评估在原发性开角型青光眼(OAG)和高眼压症(OHT)患者中,初次和重复使用 10μg 和 15μg 比马前列素植入物的降眼压疗效和安全性。
随机、20 个月、多中心、受试者和疗效评估者双盲、平行分组、3 期临床研究。
每只眼均患有 OAG 或 OHT 的成年人,研究眼的下方房角开放,且研究眼基线眼压(小时 0;上午 8 点)在洗脱期后为 22-32mmHg。
研究眼于第 1 天接受比马前列素植入物 10μg(n=198)或 15μg(n=198)治疗,并在第 16 周和第 32 周进行重复治疗,或接受每日两次马来酸噻吗洛尔 0.5%滴眼剂(n=198)。每次就诊时均在小时 0 和 2 测量眼内压。
主要终点为眼压和第 12 周时的基线眼压变化。安全性测量指标包括治疗中出现的不良事件(TEAEs)和角膜内皮细胞密度(CECD)。

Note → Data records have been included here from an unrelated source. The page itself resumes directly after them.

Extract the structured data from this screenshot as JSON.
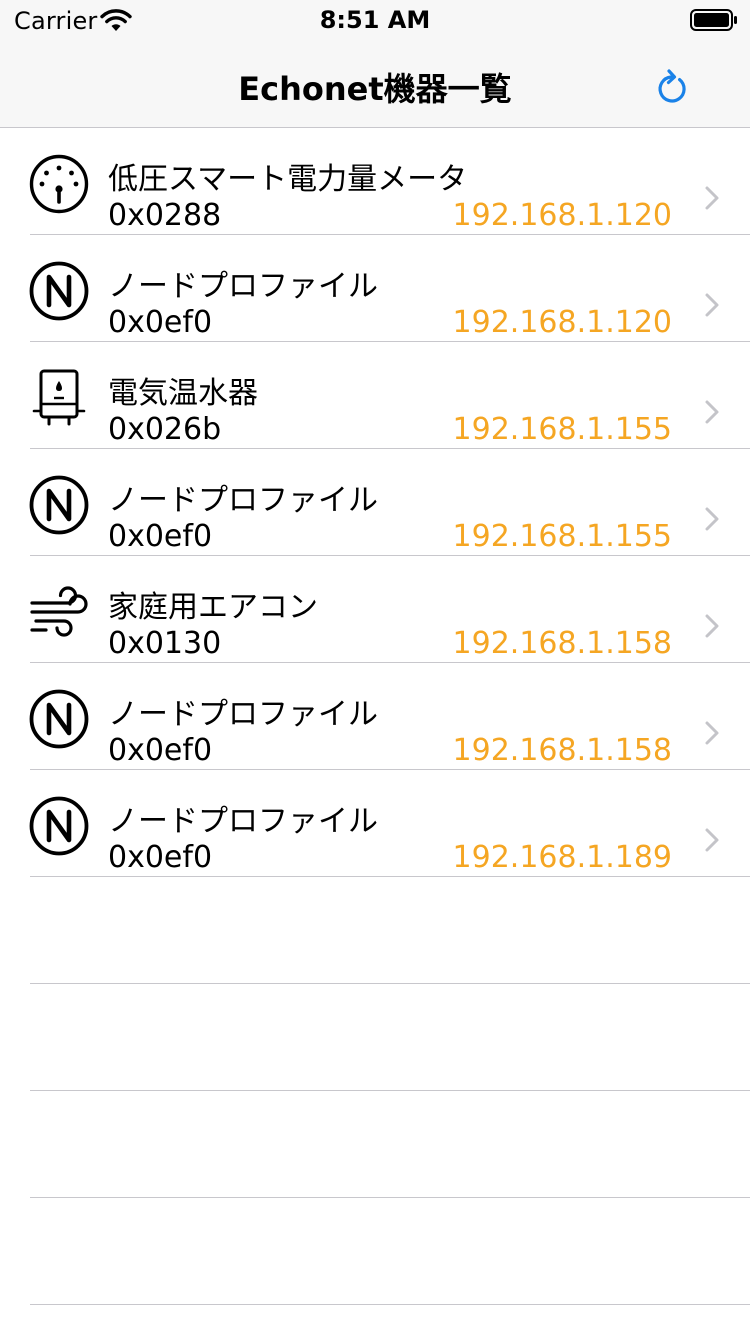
{
  "status_bar": {
    "carrier": "Carrier",
    "time": "8:51 AM"
  },
  "nav": {
    "title": "Echonet機器一覧",
    "refresh_icon": "refresh-icon"
  },
  "colors": {
    "ip_accent": "#f5a623",
    "tint": "#1a82e8"
  },
  "devices": [
    {
      "name": "低圧スマート電力量メータ",
      "code": "0x0288",
      "ip": "192.168.1.120",
      "icon": "meter-gauge-icon"
    },
    {
      "name": "ノードプロファイル",
      "code": "0x0ef0",
      "ip": "192.168.1.120",
      "icon": "node-profile-icon"
    },
    {
      "name": "電気温水器",
      "code": "0x026b",
      "ip": "192.168.1.155",
      "icon": "water-heater-icon"
    },
    {
      "name": "ノードプロファイル",
      "code": "0x0ef0",
      "ip": "192.168.1.155",
      "icon": "node-profile-icon"
    },
    {
      "name": "家庭用エアコン",
      "code": "0x0130",
      "ip": "192.168.1.158",
      "icon": "wind-icon"
    },
    {
      "name": "ノードプロファイル",
      "code": "0x0ef0",
      "ip": "192.168.1.158",
      "icon": "node-profile-icon"
    },
    {
      "name": "ノードプロファイル",
      "code": "0x0ef0",
      "ip": "192.168.1.189",
      "icon": "node-profile-icon"
    }
  ]
}
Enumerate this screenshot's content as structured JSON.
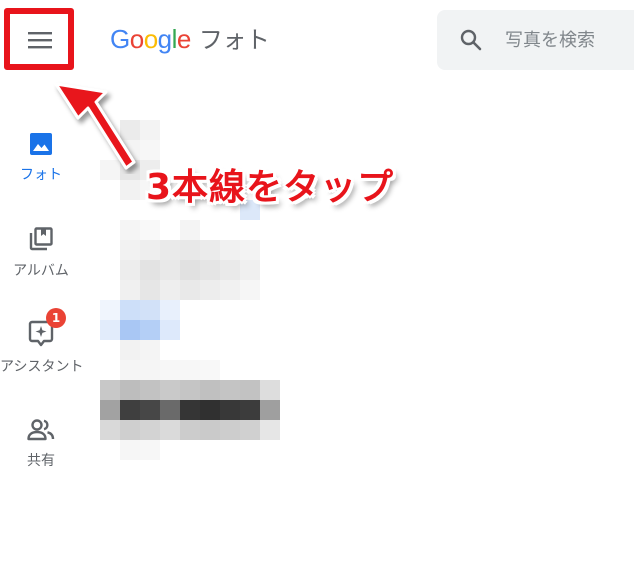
{
  "header": {
    "menu_icon": "hamburger-menu-icon",
    "logo": {
      "letters": [
        "G",
        "o",
        "o",
        "g",
        "l",
        "e"
      ],
      "letter_colors": [
        "#4285f4",
        "#ea4335",
        "#fbbc05",
        "#4285f4",
        "#34a853",
        "#ea4335"
      ],
      "product": "フォト"
    },
    "search": {
      "icon": "search-icon",
      "placeholder": "写真を検索"
    }
  },
  "nav": {
    "active_color": "#1a73e8",
    "items": [
      {
        "label": "フォト",
        "icon": "photo-icon",
        "active": true
      },
      {
        "label": "アルバム",
        "icon": "album-icon",
        "active": false
      },
      {
        "label": "アシスタント",
        "icon": "assistant-icon",
        "active": false,
        "badge": "1"
      },
      {
        "label": "共有",
        "icon": "people-icon",
        "active": false
      }
    ]
  },
  "annotation": {
    "text": "3本線をタップ",
    "color": "#e8141b"
  }
}
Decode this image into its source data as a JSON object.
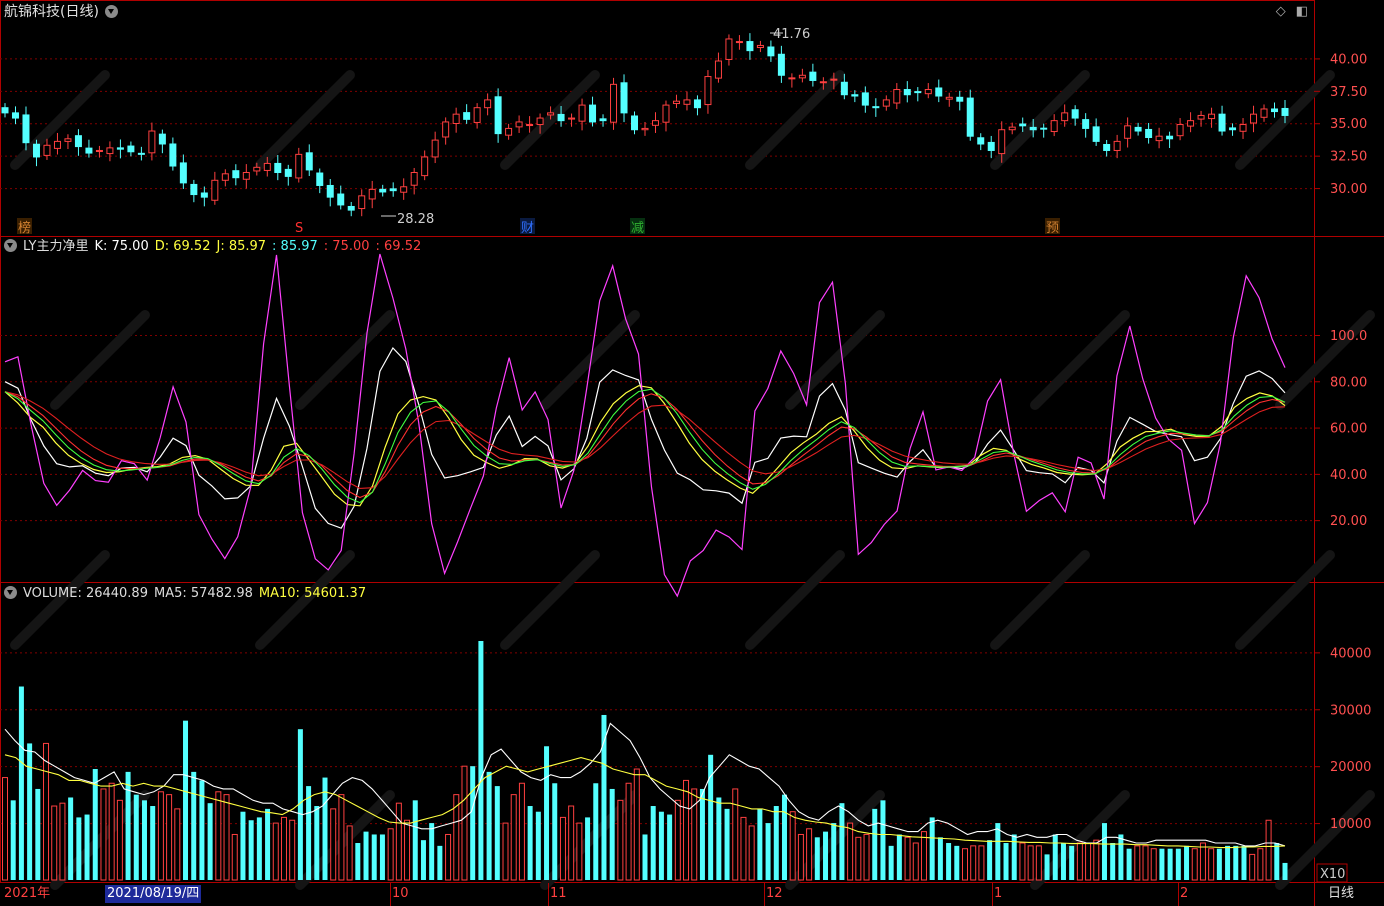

两种剂量的比马前列素植入物在每次给药后的降眼压效果均不劣于噻吗洛尔。在基线时,平均日间眼压为 24.0、24.2 和 23.9mmHg,在第 10μg 植入物、15μg 植入物和噻吗洛尔组中,分别为 16.5-17.2mmHg、16.5-17.0mmHg 和 17.1-17.5mmHg。与比马前列素植入物和噻吗洛尔相比,更感兴趣的角膜和炎症 TEAEs(例如,角膜内皮细胞丢失、虹膜炎)的发生率更高,且 15μg 剂量的发生率最高。重复治疗后角膜 TEAEs 的发生率增加;在固定的 16 周间隔进行 3 次治疗后,角膜内皮细胞损失≥20%的发生率为 10.2%(10μg 植入物)和 21.8%(15μg 植入物)。最佳矫正视力(BCVA)稳定;3 名接受植入物治疗的角膜 TEAEs 受试者在最后一次就诊时的 BCVA 损失超过 2 行。
两种剂量的比马前列素植入物均在第 12 周达到了非劣效于噻吗洛尔的主要终点。在 3 次给药 1 年后,大多数患者无需额外治疗即可控制眼压。与 15μg 剂量相比,10μg 植入物的风险效益评估更有利。正在进行的研究正在评估其他给药方案,以降低角膜内皮细胞丢失的风险。比马前列素植入物具有改善依从性和降低青光眼治疗负担的潜力。